Dans le Sud du Pacifique de la fin des années 30 et du début des années 40, alors que les États-Unis ne sont pas encore entrés en guerre contre l'Axe, la meneuse de revue Bijou Blanche voyage d'iles en îles, de boites de nuits en boites de nuits et de cabarets en cabarets au grès de ses expulsions pour tapages nocturnes, rixes et troubles à l'ordre public.

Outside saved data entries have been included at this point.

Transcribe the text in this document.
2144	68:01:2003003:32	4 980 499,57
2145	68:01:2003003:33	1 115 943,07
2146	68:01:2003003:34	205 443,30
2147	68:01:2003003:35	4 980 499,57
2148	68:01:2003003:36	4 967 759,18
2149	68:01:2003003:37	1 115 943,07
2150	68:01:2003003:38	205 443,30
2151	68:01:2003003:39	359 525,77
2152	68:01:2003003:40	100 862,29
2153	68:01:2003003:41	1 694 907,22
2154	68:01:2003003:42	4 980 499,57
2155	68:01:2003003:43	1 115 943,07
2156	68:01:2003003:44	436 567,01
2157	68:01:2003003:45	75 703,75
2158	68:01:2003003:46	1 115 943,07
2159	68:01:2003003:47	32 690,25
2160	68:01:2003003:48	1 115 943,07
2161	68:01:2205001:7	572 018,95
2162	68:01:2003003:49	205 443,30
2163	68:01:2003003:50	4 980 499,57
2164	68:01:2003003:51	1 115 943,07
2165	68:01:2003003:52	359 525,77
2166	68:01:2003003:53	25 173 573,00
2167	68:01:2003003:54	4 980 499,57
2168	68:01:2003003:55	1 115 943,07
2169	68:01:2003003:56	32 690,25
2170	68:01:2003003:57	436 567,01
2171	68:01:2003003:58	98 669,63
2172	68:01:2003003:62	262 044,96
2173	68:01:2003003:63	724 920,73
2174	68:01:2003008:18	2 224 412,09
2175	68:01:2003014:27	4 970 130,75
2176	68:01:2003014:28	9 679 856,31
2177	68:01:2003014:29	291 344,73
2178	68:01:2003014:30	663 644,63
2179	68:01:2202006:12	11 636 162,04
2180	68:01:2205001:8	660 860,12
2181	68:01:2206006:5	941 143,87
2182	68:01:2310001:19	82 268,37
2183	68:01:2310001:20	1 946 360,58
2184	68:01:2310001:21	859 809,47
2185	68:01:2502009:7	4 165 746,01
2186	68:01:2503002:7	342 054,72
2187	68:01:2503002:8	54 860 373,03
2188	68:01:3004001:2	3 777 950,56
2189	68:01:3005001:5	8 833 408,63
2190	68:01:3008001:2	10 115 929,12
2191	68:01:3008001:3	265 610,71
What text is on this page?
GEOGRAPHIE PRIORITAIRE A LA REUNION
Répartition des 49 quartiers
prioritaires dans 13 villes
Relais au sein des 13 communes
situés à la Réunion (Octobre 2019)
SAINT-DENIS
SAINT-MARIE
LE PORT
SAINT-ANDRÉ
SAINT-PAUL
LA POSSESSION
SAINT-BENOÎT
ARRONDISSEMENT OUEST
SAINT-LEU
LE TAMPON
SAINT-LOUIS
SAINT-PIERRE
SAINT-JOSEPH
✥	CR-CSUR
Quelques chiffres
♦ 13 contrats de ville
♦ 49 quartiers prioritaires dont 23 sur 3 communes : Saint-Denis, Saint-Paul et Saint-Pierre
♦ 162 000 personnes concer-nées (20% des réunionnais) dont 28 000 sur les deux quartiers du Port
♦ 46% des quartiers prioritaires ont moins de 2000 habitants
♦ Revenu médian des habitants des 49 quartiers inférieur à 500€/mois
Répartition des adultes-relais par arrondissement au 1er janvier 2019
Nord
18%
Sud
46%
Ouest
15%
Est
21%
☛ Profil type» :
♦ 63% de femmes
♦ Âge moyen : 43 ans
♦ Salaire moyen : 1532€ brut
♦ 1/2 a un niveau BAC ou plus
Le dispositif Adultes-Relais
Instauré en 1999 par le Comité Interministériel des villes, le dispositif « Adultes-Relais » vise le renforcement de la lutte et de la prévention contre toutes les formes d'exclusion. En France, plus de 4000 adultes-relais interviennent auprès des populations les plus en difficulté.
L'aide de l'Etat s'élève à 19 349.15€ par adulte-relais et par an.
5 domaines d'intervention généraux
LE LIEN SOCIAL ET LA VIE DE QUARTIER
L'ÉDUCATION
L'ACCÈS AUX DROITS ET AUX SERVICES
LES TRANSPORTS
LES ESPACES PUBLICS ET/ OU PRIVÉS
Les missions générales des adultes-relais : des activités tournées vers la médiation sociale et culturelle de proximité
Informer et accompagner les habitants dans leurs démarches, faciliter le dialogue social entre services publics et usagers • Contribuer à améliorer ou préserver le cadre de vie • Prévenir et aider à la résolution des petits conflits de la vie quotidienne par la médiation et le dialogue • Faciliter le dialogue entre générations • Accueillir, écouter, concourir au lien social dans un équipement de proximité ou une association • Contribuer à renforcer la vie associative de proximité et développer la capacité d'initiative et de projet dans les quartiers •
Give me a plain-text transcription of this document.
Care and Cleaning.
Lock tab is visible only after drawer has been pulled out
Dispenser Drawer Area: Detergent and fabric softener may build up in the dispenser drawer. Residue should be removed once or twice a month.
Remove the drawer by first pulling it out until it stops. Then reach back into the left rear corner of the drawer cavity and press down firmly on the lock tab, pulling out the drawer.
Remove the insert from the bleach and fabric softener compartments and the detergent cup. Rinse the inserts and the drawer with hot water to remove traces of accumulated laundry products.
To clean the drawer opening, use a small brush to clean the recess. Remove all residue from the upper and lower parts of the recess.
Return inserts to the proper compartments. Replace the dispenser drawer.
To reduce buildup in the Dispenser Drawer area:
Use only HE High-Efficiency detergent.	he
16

Avec ses éternels compagnons, un déserteur de la marine et un magicien pickpocket, elle monte partout où elle passe son célèbre spectacle "The man's in the Navy" qui fait tant trembler les autorités locales et les barmen mais fait tellement fureur auprès des officiers et sous-officiers de la marine des États-Unis. L'un d'eux notamment, le Lt. Dan Brent, s'amourache de la furie blonde et entreprend, au péril de sa carrière dans la Navy, de l'épouser. Mais tant pour la Navy, qui veut garder son précieux officier à quelques mois de l'attaque de Pearl Harbour, que pour le business du divertissement, qui voit d'un mauvaise œil la soudaine respectabilité et pudeur de leur poule aux œufs d'or, le mariage des deux tourtereaux embête...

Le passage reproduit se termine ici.